Monday, Sep. 16, 1946

Flood of Trash

Britain's paper-hungry publishers had few magazines of their own to sell. Raising a hue & cry about "cultural invasion" by U.S. magazines, they had persuaded the Government to limit U.S. imports. Now they had invasion jitters over a new menace: they had kept out the good only to be inundated by the bad.

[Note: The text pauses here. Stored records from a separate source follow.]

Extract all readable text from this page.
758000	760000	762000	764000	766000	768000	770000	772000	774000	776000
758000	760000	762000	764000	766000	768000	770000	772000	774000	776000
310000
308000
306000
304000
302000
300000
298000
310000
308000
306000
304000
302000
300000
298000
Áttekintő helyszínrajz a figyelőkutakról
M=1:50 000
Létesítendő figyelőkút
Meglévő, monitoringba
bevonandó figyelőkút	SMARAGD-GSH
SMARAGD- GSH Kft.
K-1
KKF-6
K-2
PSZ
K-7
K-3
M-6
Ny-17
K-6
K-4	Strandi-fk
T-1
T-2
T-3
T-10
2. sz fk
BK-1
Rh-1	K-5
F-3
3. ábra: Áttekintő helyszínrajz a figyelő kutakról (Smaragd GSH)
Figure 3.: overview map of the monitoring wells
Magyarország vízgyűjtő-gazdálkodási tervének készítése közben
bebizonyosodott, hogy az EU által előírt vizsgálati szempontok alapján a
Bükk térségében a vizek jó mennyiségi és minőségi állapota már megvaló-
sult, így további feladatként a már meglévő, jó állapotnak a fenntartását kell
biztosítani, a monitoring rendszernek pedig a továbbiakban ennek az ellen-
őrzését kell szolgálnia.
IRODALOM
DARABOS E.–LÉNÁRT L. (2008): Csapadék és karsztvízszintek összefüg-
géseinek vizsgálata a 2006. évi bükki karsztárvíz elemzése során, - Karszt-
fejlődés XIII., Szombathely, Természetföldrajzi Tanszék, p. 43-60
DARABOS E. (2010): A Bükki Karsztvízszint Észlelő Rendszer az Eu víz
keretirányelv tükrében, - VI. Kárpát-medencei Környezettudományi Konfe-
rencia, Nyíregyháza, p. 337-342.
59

To piece out Britons' starvation diet of reading matter, the Board of Trade had agreed to let in magazines from within the Empire. Through that breach in the cultural ramparts, a trashy flood poured in from Canada. Bookstalls unloaded over 6,000,000 comics, westerns, detectives and sex pulps. The comics, full of rocket men and bosomy girls, were the biggest surprise of all; British children's comics are mainly animal or flower stories. London street hawkers took in up to -L-15 a day. Customers paid up to 25. 6d. (50-c-) for such gems as Vivid Confessions and How to Write Intimate Love Letters. Outraged British publishers couldn't prove it, but they felt sure that some of this Canadian flood came from U.S. firms anxious to dump their recent heavy returns.

Last week the flood was subsiding. A new Board of Trade ruling required the invaders to take out import licenses. The market had once more been made safe for the British publishers, even if they couldn't supply it.